Cost Containment Provisions/ Reimbursement
The USNHC program will negotiate reimbursement rates annually with physicians, allow for global budgets (monthly lump sums for operating expenses) for hospitals, and negotiate prices for prescription drugs, medical supplies and equipment. A “Medicare For All Trust Fund” will be established to ensure a dedicated stream of funding. An annual Congressional appropriation is also authorized to ensure optimal levels of funding for the program, in particular, to ensure the requisite number of physicians and nurses need in the health care delivery system.

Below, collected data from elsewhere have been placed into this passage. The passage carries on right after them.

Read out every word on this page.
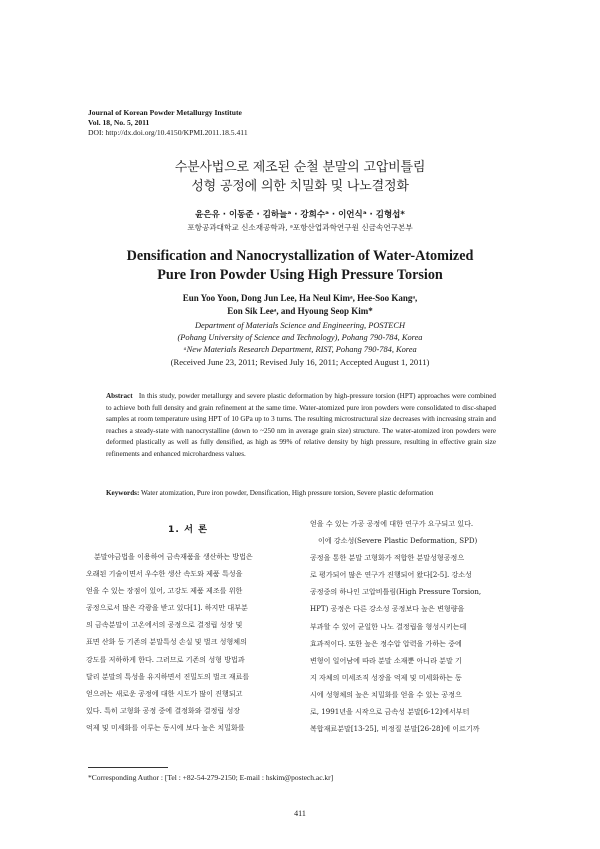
Journal of Korean Powder Metallurgy Institute
Vol. 18, No. 5, 2011
DOI: http://dx.doi.org/10.4150/KPMI.2011.18.5.411
수분사법으로 제조된 순철 분말의 고압비틀림
성형 공정에 의한 치밀화 및 나노결정화
윤은유 · 이동준 · 김하늘ᵃ · 강희수ᵃ · 이언식ᵃ · 김형섭*
포항공과대학교 신소재공학과, ᵃ포항산업과학연구원 신금속연구본부
Densification and Nanocrystallization of Water-Atomized
Pure Iron Powder Using High Pressure Torsion
Eun Yoo Yoon, Dong Jun Lee, Ha Neul Kimᵃ, Hee-Soo Kangᵃ,
Eon Sik Leeᵃ, and Hyoung Seop Kim*
Department of Materials Science and Engineering, POSTECH
(Pohang University of Science and Technology), Pohang 790-784, Korea
ᵃNew Materials Research Department, RIST, Pohang 790-784, Korea
(Received June 23, 2011; Revised July 16, 2011; Accepted August 1, 2011)
Abstract In this study, powder metallurgy and severe plastic deformation by high-pressure torsion (HPT) approaches were combined to achieve both full density and grain refinement at the same time. Water-atomized pure iron powders were consolidated to disc-shaped samples at room temperature using HPT of 10 GPa up to 3 turns. The resulting microstructural size decreases with increasing strain and reaches a steady-state with nanocrystalline (down to ~250 nm in average grain size) structure. The water-atomized iron powders were deformed plastically as well as fully densified, as high as 99% of relative density by high pressure, resulting in effective grain size refinements and enhanced microhardness values.
Keywords: Water atomization, Pure iron powder, Densification, High pressure torsion, Severe plastic deformation
1. 서 론
분말야금법을 이용하여 금속재품을 생산하는 방법은
오래된 기술이면서 우수한 생산 속도와 제품 특성을
얻을 수 있는 장점이 있어, 고강도 제품 제조를 위한
공정으로서 많은 각광을 받고 있다[1]. 하지만 대부분
의 금속분말이 고온에서의 공정으로 결정립 성장 및
표면 산화 등 기존의 분말특성 손실 및 벌크 성형체의
강도를 저하하게 한다. 그러므로 기존의 성형 방법과
달리 분말의 특성을 유지하면서 진밀도의 벌크 재료를
얻으려는 새로운 공정에 대한 시도가 많이 진행되고
있다. 특히 고형화 공정 중에 결정화와 결정립 성장
억제 및 미세화를 이루는 동시에 보다 높은 치밀화를
얻을 수 있는 가공 공정에 대한 연구가 요구되고 있다.
이에 강소성(Severe Plastic Deformation, SPD)
공정을 통한 분말 고형화가 적합한 분말성형공정으
로 평가되어 많은 연구가 진행되어 왔다[2-5]. 강소성
공정중의 하나인 고압비틀림(High Pressure Torsion,
HPT) 공정은 다른 강소성 공정보다 높은 변형량을
부과할 수 있어 균일한 나노 결정립을 형성시키는데
효과적이다. 또한 높은 정수압 압력을 가하는 중에
변형이 일어남에 따라 분말 소재뿐 아니라 분말 기
지 자체의 미세조직 성장을 억제 및 미세화하는 동
시에 성형체의 높은 치밀화를 얻을 수 있는 공정으
로, 1991년을 시작으로 금속성 분말[6-12]에서부터
복합재료분말[13-25], 비정질 분말[26-28]에 이르기까
*Corresponding Author : [Tel : +82-54-279-2150; E-mail : hskim@postech.ac.kr]
411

H.R. 676 Would Reduce Overall Health Care Costs
Families Will Pay Less
Currently, the average family of four covered under an employee health plan spends a total of $4,225 on health care annually – $2,713 on premiums and another $1,522 on medical services, drugs and supplies (Employer Health Benefits 2006 Annual Survey, Kaiser Family Foundation and Health Research and Educational Trust; U.S. Department of Labor, Bureau of Labor Statistics, Consumer Expenditure Survey.) This figure does not include the additional 1.45% Medicare payroll tax levied on employees. A study by Dean Baker of the Center for Economic Research and Policy concluded that under H.R. 676, a family of four making the median family income of $56,200 per year would pay about $2,700 for all health care costs.
Business Will Pay Less
In 2006, health insurers charged employers an average of $11,500 for a health plan for a family of four. On average, the employer paid 74% of this premium, or $8,510 per year. This figure does not include the additional 1.45% payroll tax levied on employers for Medicare. Under H.R. 676, employers would pay a 4.75% payroll tax for all health care costs. For an employee making the median family income of $56,200 per year, the employer would pay about $2,700.
The Nation Will Pay About the Same, While Covering All Americans
Savings from reduced administration, bulk purchasing, and coordination among providers will allow coverage for all Americans while reducing health care inflation in the long term. Annual savings from enacting H.R. 676 are estimated at $387 billion (Baker).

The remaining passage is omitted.